Escaping the Black Box

When was the last time your professor sent you back an essay or test with comments? It most likely wasn't when you received your most recent final paper or exam. How often has your culminating examination resulted in a submission to the simple black box of a final grade? Lacking the insight of a final assessment, I have often felt my experience in a class was summarized simply by its contribution to my GPA. I firmly believe that our education should extend beyond the written assessment, to the interaction with the Academy. The decision of the institution to deny us an assessment and critique is a travesty of the liberal arts education.

One of Dartmouth's points of pride is that we offer an education, rather than a certificate. The emphasis of this college is to teach, not to research, and every time an essay is ungraded or the comprehensive result of a test is denied to a student, this principle is undermined; at stake is the integrity of the institution itself. At the end of each term of our collegiate careers we do not receive the academic attention that Dartmouth prides itself upon.

The primacy of grades over assessment is a fault of institutional pressures to turn in grades and of our willingness to comply with this educational omission, in favor of administrative efficiency.

At Dartmouth, we have a major disconnect between our education and our assessment. The common practice at Dartmouth seems to be to prize grades over intellectual achievement. Maybe our professors feel overworked, having graded a series of essays and tests over the course of the term, and during the finals period, there is therefore less of an emphasis on providing coherent material back to the student. Maybe there is not enough time between terms to prepare for an incoming course. Or even worse, maybe professors feel that, having supplied an apt grade, they have fully satisfied their responsibilities.

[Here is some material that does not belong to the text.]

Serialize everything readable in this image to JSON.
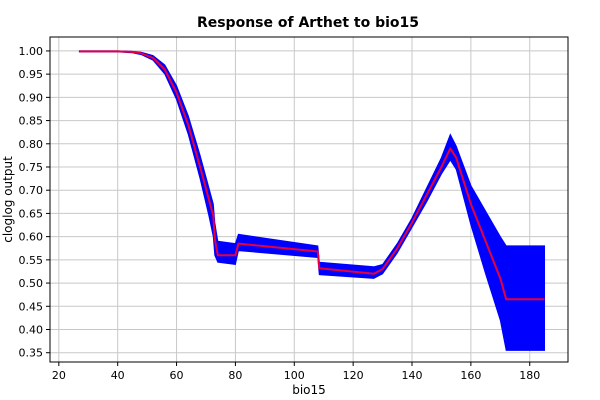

I know several peers who have submitted requests for a final assessment to be returned, only to be ignored. Some professors have had the decency to blitz an explanation of their reasoning for not returning final exams: finals are sometimes retained in order to curb academic violations. Yet this restraint is as much a restraint for would-be-violators as it is for students intent on maximizing their education.

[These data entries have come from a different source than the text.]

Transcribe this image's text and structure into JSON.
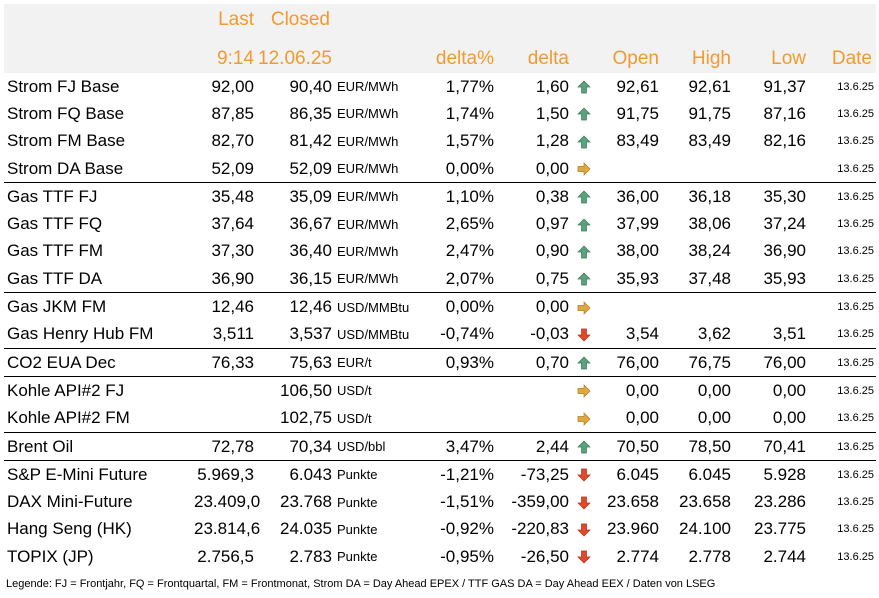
{
  "header": {
    "last_label": "Last",
    "closed_label": "Closed",
    "last_time": "9:14",
    "closed_date": "12.06.25",
    "delta_pct_label": "delta%",
    "delta_label": "delta",
    "open_label": "Open",
    "high_label": "High",
    "low_label": "Low",
    "date_label": "Date"
  },
  "colors": {
    "header_text": "#f29a2e",
    "header_bg": "#f2f2f2",
    "up": "#5aa27c",
    "down": "#e04a2a",
    "flat": "#e0a640"
  },
  "rows": [
    {
      "name": "Strom FJ Base",
      "last": "92,00",
      "closed": "90,40",
      "unit": "EUR/MWh",
      "delta_pct": "1,77%",
      "delta": "1,60",
      "trend": "up",
      "trend_icon": "arrow-up-icon",
      "open": "92,61",
      "high": "92,61",
      "low": "91,37",
      "date": "13.6.25",
      "group_start": false
    },
    {
      "name": "Strom FQ Base",
      "last": "87,85",
      "closed": "86,35",
      "unit": "EUR/MWh",
      "delta_pct": "1,74%",
      "delta": "1,50",
      "trend": "up",
      "trend_icon": "arrow-up-icon",
      "open": "91,75",
      "high": "91,75",
      "low": "87,16",
      "date": "13.6.25",
      "group_start": false
    },
    {
      "name": "Strom FM Base",
      "last": "82,70",
      "closed": "81,42",
      "unit": "EUR/MWh",
      "delta_pct": "1,57%",
      "delta": "1,28",
      "trend": "up",
      "trend_icon": "arrow-up-icon",
      "open": "83,49",
      "high": "83,49",
      "low": "82,16",
      "date": "13.6.25",
      "group_start": false
    },
    {
      "name": "Strom DA Base",
      "last": "52,09",
      "closed": "52,09",
      "unit": "EUR/MWh",
      "delta_pct": "0,00%",
      "delta": "0,00",
      "trend": "flat",
      "trend_icon": "arrow-right-icon",
      "open": "",
      "high": "",
      "low": "",
      "date": "13.6.25",
      "group_start": false
    },
    {
      "name": "Gas TTF FJ",
      "last": "35,48",
      "closed": "35,09",
      "unit": "EUR/MWh",
      "delta_pct": "1,10%",
      "delta": "0,38",
      "trend": "up",
      "trend_icon": "arrow-up-icon",
      "open": "36,00",
      "high": "36,18",
      "low": "35,30",
      "date": "13.6.25",
      "group_start": true
    },
    {
      "name": "Gas TTF FQ",
      "last": "37,64",
      "closed": "36,67",
      "unit": "EUR/MWh",
      "delta_pct": "2,65%",
      "delta": "0,97",
      "trend": "up",
      "trend_icon": "arrow-up-icon",
      "open": "37,99",
      "high": "38,06",
      "low": "37,24",
      "date": "13.6.25",
      "group_start": false
    },
    {
      "name": "Gas TTF FM",
      "last": "37,30",
      "closed": "36,40",
      "unit": "EUR/MWh",
      "delta_pct": "2,47%",
      "delta": "0,90",
      "trend": "up",
      "trend_icon": "arrow-up-icon",
      "open": "38,00",
      "high": "38,24",
      "low": "36,90",
      "date": "13.6.25",
      "group_start": false
    },
    {
      "name": "Gas TTF DA",
      "last": "36,90",
      "closed": "36,15",
      "unit": "EUR/MWh",
      "delta_pct": "2,07%",
      "delta": "0,75",
      "trend": "up",
      "trend_icon": "arrow-up-icon",
      "open": "35,93",
      "high": "37,48",
      "low": "35,93",
      "date": "13.6.25",
      "group_start": false
    },
    {
      "name": "Gas JKM FM",
      "last": "12,46",
      "closed": "12,46",
      "unit": "USD/MMBtu",
      "delta_pct": "0,00%",
      "delta": "0,00",
      "trend": "flat",
      "trend_icon": "arrow-right-icon",
      "open": "",
      "high": "",
      "low": "",
      "date": "13.6.25",
      "group_start": true
    },
    {
      "name": "Gas Henry Hub FM",
      "last": "3,511",
      "closed": "3,537",
      "unit": "USD/MMBtu",
      "delta_pct": "-0,74%",
      "delta": "-0,03",
      "trend": "down",
      "trend_icon": "arrow-down-icon",
      "open": "3,54",
      "high": "3,62",
      "low": "3,51",
      "date": "13.6.25",
      "group_start": false
    },
    {
      "name": "CO2 EUA Dec",
      "last": "76,33",
      "closed": "75,63",
      "unit": "EUR/t",
      "delta_pct": "0,93%",
      "delta": "0,70",
      "trend": "up",
      "trend_icon": "arrow-up-icon",
      "open": "76,00",
      "high": "76,75",
      "low": "76,00",
      "date": "13.6.25",
      "group_start": true
    },
    {
      "name": "Kohle API#2 FJ",
      "last": "",
      "closed": "106,50",
      "unit": "USD/t",
      "delta_pct": "",
      "delta": "",
      "trend": "flat",
      "trend_icon": "arrow-right-icon",
      "open": "0,00",
      "high": "0,00",
      "low": "0,00",
      "date": "13.6.25",
      "group_start": true
    },
    {
      "name": "Kohle API#2 FM",
      "last": "",
      "closed": "102,75",
      "unit": "USD/t",
      "delta_pct": "",
      "delta": "",
      "trend": "flat",
      "trend_icon": "arrow-right-icon",
      "open": "0,00",
      "high": "0,00",
      "low": "0,00",
      "date": "13.6.25",
      "group_start": false
    },
    {
      "name": "Brent Oil",
      "last": "72,78",
      "closed": "70,34",
      "unit": "USD/bbl",
      "delta_pct": "3,47%",
      "delta": "2,44",
      "trend": "up",
      "trend_icon": "arrow-up-icon",
      "open": "70,50",
      "high": "78,50",
      "low": "70,41",
      "date": "13.6.25",
      "group_start": true
    },
    {
      "name": "S&P E-Mini Future",
      "last": "5.969,3",
      "closed": "6.043",
      "unit": "Punkte",
      "delta_pct": "-1,21%",
      "delta": "-73,25",
      "trend": "down",
      "trend_icon": "arrow-down-icon",
      "open": "6.045",
      "high": "6.045",
      "low": "5.928",
      "date": "13.6.25",
      "group_start": true
    },
    {
      "name": "DAX Mini-Future",
      "last": "23.409,0",
      "closed": "23.768",
      "unit": "Punkte",
      "delta_pct": "-1,51%",
      "delta": "-359,00",
      "trend": "down",
      "trend_icon": "arrow-down-icon",
      "open": "23.658",
      "high": "23.658",
      "low": "23.286",
      "date": "13.6.25",
      "group_start": false
    },
    {
      "name": "Hang Seng (HK)",
      "last": "23.814,6",
      "closed": "24.035",
      "unit": "Punkte",
      "delta_pct": "-0,92%",
      "delta": "-220,83",
      "trend": "down",
      "trend_icon": "arrow-down-icon",
      "open": "23.960",
      "high": "24.100",
      "low": "23.775",
      "date": "13.6.25",
      "group_start": false
    },
    {
      "name": "TOPIX (JP)",
      "last": "2.756,5",
      "closed": "2.783",
      "unit": "Punkte",
      "delta_pct": "-0,95%",
      "delta": "-26,50",
      "trend": "down",
      "trend_icon": "arrow-down-icon",
      "open": "2.774",
      "high": "2.778",
      "low": "2.744",
      "date": "13.6.25",
      "group_start": false
    }
  ],
  "legend": "Legende: FJ = Frontjahr, FQ = Frontquartal, FM = Frontmonat, Strom DA = Day Ahead EPEX / TTF GAS DA = Day Ahead EEX / Daten von LSEG"
}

Here is the crux of the problem: Is Dartmouth College an administration, or an education? Are we here for the certification or enhancement of our intellects? What is the purpose of the interdisciplinary requirements? What is the purpose of the major? Is it designed to certify an education in a particular academic field of study, or to actually enhance our engagement with the world through a concentrated lens?

We are here at Dartmouth to learn. Indeed, our grades signal the completion of a course. Yet the papers and tests we write are not just contributions to our GPA, but confessions of what we have learned and what we are able to communicate. Obviously, the emphasis on learning is frustrated by the time and intellectual constraints of assessment, but this does not mean we should lose sight of why we're here.

Such a sin of omission can be explained quite reasonably. After the strenuous intellectual engagement of finals, we are satisfied by the release, in the form of a final paper or test, and we are glad to be done with pencils and books. We do not wish to engage further with the material due to exhaustion or apathy. While understandable, this attitude is fundamentally counterproductive to our liberal arts education.

I am not asking for professors to be babysitters. Instead, I am asking for an emphasis on an education that reflects the ideal value of culminating coursework as a contribution to our critical and intellectual growth.

I do certainly hope that, someday, the attention a professor gives to a student's final is as comprehensive as the attention he gives to any other portion of the course. At the least, I find it ironic that the culminating assessment of a student's education is reduced to the "black box" of a final grade, whereas the class itself is designed to develop a deeper critical understanding of the material.

I hope that the pride in our intensive education will overcome the institutionalized reticence and apathy that hinder our academic goals. At stake is the primacy of Dartmouth College as an education rather than a certification.